The Great Oxidation event, also called the Oxygen Catastrophe, was a real phenomenon that occurred on Earth over 2 billion years ago. The rise of microbial photosynthetic organisms that produced oxygen as a byproduct - aka the form of photosynthesis we're most familiar with today - were a novel thing at the time. However, at the time the atmosphere was practically devoid of oxygen and practically no forms of life were adapted to its presence.
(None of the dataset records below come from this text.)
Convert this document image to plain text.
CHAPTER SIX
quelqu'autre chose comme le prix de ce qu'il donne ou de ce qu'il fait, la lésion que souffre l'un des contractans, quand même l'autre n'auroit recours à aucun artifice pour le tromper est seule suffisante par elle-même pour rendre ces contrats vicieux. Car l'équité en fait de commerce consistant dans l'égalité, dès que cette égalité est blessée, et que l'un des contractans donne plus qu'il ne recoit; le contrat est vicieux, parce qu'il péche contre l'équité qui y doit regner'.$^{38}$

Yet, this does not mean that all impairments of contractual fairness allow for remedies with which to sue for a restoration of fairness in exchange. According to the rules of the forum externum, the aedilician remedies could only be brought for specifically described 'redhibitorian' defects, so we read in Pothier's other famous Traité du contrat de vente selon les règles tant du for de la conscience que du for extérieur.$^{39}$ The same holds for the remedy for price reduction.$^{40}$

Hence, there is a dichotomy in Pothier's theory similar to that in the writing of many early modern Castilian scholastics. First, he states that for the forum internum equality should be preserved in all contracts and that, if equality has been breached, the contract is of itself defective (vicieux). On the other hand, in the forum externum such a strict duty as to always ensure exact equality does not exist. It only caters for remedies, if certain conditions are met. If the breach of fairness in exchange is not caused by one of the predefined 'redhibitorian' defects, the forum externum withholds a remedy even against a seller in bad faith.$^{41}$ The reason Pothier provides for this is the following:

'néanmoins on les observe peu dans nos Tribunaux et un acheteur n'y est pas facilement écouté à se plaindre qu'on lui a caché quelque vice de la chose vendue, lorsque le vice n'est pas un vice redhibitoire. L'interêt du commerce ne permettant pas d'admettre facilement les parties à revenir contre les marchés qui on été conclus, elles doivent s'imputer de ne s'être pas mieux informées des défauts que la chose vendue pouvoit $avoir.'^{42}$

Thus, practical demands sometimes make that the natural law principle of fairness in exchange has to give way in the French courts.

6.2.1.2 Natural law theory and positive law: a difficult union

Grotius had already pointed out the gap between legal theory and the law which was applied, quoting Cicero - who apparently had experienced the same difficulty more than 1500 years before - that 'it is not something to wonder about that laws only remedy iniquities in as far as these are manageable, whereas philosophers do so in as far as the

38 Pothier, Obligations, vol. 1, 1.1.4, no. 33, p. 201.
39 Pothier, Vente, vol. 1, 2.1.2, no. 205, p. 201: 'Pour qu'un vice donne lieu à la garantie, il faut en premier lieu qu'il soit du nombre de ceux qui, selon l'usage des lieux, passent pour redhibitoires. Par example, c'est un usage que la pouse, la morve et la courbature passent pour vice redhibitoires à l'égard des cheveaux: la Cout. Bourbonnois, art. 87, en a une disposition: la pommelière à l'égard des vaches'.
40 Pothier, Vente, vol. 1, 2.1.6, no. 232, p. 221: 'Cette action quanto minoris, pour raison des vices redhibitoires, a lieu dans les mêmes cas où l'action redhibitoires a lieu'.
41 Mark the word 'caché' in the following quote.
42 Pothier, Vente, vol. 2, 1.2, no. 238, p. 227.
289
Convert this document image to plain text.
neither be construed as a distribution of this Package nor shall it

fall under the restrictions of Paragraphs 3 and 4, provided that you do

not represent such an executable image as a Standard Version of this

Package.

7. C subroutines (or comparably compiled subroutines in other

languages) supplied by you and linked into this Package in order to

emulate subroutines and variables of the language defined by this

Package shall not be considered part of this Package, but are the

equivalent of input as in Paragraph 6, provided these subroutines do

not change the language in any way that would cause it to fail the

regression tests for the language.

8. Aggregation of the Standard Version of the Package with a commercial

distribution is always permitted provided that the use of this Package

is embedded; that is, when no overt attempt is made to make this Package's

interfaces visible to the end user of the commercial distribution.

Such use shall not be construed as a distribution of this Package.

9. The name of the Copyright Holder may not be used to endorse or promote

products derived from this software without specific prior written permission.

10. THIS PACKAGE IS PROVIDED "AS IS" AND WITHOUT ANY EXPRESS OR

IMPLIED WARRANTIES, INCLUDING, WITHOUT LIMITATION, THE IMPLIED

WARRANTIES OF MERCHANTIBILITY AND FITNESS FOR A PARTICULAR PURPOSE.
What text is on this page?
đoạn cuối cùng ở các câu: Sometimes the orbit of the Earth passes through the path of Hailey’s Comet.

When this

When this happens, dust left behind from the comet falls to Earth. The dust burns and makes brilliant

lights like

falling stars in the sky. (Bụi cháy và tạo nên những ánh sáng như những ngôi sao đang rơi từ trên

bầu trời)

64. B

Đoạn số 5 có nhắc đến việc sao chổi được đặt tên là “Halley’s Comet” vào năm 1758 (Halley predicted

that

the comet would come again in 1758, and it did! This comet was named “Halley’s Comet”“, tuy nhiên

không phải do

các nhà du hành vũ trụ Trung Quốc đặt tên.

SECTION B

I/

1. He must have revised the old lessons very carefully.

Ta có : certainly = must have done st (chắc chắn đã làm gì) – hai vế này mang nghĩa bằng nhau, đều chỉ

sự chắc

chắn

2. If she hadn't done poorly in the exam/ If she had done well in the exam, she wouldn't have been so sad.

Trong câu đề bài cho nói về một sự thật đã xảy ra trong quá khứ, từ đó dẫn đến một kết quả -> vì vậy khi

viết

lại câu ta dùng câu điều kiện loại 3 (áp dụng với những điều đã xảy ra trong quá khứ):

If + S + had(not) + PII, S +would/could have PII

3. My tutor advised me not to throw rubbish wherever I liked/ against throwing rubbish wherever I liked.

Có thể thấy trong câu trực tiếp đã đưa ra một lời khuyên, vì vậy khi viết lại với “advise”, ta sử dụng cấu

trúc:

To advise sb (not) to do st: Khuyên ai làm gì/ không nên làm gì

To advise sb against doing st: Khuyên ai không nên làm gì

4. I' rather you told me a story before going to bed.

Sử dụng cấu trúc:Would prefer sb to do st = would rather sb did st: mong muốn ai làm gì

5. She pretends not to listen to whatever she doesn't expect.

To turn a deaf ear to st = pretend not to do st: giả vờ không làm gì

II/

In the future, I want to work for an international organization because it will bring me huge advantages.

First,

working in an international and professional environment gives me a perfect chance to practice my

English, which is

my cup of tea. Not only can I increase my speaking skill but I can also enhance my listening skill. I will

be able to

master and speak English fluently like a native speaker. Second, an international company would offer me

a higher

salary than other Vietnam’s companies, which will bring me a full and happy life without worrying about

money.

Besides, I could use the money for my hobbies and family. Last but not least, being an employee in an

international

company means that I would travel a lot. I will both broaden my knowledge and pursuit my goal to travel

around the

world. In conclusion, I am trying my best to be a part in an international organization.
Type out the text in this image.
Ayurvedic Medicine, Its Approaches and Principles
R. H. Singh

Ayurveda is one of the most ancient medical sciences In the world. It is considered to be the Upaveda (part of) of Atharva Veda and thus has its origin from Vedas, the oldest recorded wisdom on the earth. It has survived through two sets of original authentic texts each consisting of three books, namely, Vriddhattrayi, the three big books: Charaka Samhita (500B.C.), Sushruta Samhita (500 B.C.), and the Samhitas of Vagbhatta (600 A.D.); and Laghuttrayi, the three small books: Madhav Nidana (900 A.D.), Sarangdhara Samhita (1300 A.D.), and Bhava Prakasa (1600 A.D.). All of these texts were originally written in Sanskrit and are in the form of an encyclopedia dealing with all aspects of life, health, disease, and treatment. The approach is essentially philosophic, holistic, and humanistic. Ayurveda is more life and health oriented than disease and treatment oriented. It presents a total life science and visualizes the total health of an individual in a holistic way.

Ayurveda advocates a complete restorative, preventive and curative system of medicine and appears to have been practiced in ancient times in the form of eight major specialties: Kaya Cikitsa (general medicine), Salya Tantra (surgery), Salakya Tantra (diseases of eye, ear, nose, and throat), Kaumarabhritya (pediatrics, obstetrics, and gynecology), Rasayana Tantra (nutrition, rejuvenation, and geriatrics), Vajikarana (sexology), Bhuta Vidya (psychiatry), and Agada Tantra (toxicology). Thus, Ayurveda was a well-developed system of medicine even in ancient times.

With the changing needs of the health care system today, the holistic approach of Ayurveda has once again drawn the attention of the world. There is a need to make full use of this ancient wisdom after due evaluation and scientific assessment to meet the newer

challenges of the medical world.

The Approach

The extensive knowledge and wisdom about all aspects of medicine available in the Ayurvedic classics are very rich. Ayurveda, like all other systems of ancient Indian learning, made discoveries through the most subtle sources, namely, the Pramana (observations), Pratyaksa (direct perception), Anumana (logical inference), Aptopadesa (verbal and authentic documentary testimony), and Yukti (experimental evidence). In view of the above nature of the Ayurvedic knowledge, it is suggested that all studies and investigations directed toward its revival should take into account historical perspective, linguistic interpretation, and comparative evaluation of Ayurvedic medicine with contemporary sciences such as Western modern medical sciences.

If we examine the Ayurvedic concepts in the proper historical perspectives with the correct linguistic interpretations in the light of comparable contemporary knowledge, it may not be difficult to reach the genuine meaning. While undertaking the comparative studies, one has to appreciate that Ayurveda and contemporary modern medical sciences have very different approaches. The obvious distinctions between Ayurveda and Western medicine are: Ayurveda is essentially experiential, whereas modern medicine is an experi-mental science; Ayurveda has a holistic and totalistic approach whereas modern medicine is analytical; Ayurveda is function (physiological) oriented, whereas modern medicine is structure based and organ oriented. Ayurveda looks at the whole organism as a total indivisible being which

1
Free oxygen can be highly reactive to organic compounds and thus incredibly toxic. That reactivity made multicellular life possible, as its high reactivity made the ideal reducing agent to fuel most forms of multicellular metabolism (powering the electron transport chain in the mitochondria and thus the production of ATP, which is turn used to produce functionally all our intercellular chemical reactions).

However, since a majority of all life at anoxic at the time - aka adapted to an environment without oxygen - they were unprepared as it slowly accumulated. While its very difficult to put a metric on extinction of microbial life, it's thought that the biosphere (which again, was entirely microbial at this point in history) decreased by >80% .

Anyways, these early microbial organisms oxygenated the atmosphere. And the part about the oceans rusting isn't exaggeration- at the time the oceans would have been full of suspended iron ions. The reactive oxygen bound to these irons atoms - the same oxidation process that results in rust, i.e. allowing the term 'the oceans rusted' - and the iron fell out of suspension in the water and built up on the seafloor. We can see the signs of this in rock today. Banded Iron Formations are the iron that fell out of the water and settled on the sea floor, creating these band layers over half a billion years.